Methane is 20-times more potent as a greenhouse gas than CO2, and has been the focus of an increasing amount of attention, especially in regards to methane leaks from fracking for oil and natural gas. Pockets of natural gas, which is 95-98% methane, are often found along with oil and simply burned off in a very visible process called “flaring.” But scientists are starting to realize that far more methane is being released by the fracking boom than previously thought.

EDIT

http://www.desmogblog.com/2014/10/17/nasa-confirms-2500-square-mile-cloud-methane-floating-over-american-southwest

http://www.democraticunderground.com/112776546

Orrex

(63,219 posts)
175. EVERYONE WHO REPLIES TO THIS THREAD IS OBSESSED WITH ROBERTEARL
Thu Feb 26, 2015, 09:34 AM
Feb 2015

Just ask him.

Then he'll insult you, and then he'll threaten to sue you, all the while insisting that you don't understand science.



Kooky.

RobinA

(9,894 posts)
177. Well, Here In
Thu Feb 26, 2015, 09:39 AM
Feb 2015

the extreme climate of Philadelphia, it's not that uncommon now. It's even more common in the west, where the humidity doesn't tend to buffer the nighttime temp in the summer.

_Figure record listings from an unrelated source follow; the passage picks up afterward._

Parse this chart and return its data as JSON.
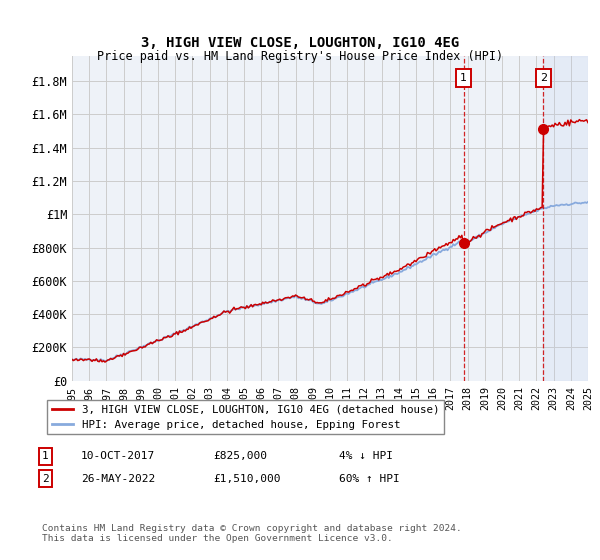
{
  "title": "3, HIGH VIEW CLOSE, LOUGHTON, IG10 4EG",
  "subtitle": "Price paid vs. HM Land Registry's House Price Index (HPI)",
  "ylabel_ticks": [
    "£0",
    "£200K",
    "£400K",
    "£600K",
    "£800K",
    "£1M",
    "£1.2M",
    "£1.4M",
    "£1.6M",
    "£1.8M"
  ],
  "ytick_values": [
    0,
    200000,
    400000,
    600000,
    800000,
    1000000,
    1200000,
    1400000,
    1600000,
    1800000
  ],
  "ylim": [
    0,
    1950000
  ],
  "year_start": 1995,
  "year_end": 2025,
  "sale1_date": 2017.78,
  "sale1_price": 825000,
  "sale2_date": 2022.4,
  "sale2_price": 1510000,
  "sale1_label": "10-OCT-2017",
  "sale1_price_label": "£825,000",
  "sale1_hpi": "4% ↓ HPI",
  "sale2_label": "26-MAY-2022",
  "sale2_price_label": "£1,510,000",
  "sale2_hpi": "60% ↑ HPI",
  "line1_color": "#cc0000",
  "line2_color": "#88aadd",
  "background_plot": "#eef2f8",
  "background_fig": "#ffffff",
  "grid_color": "#cccccc",
  "footnote": "Contains HM Land Registry data © Crown copyright and database right 2024.\nThis data is licensed under the Open Government Licence v3.0.",
  "legend1": "3, HIGH VIEW CLOSE, LOUGHTON, IG10 4EG (detached house)",
  "legend2": "HPI: Average price, detached house, Epping Forest"
}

I would venture to say that on any given 100 degree day here the temp as risen 30 degrees, or pretty close to it.

titaniumsalute

(4,742 posts)
178. Man I grew up in Ohio
Thu Feb 26, 2015, 09:45 AM
Feb 2015

I have experienced 50 degree swings in temps before. One July 4th during the day it was near 100 degrees. Powerful storms came through and it ended up like 55 that night.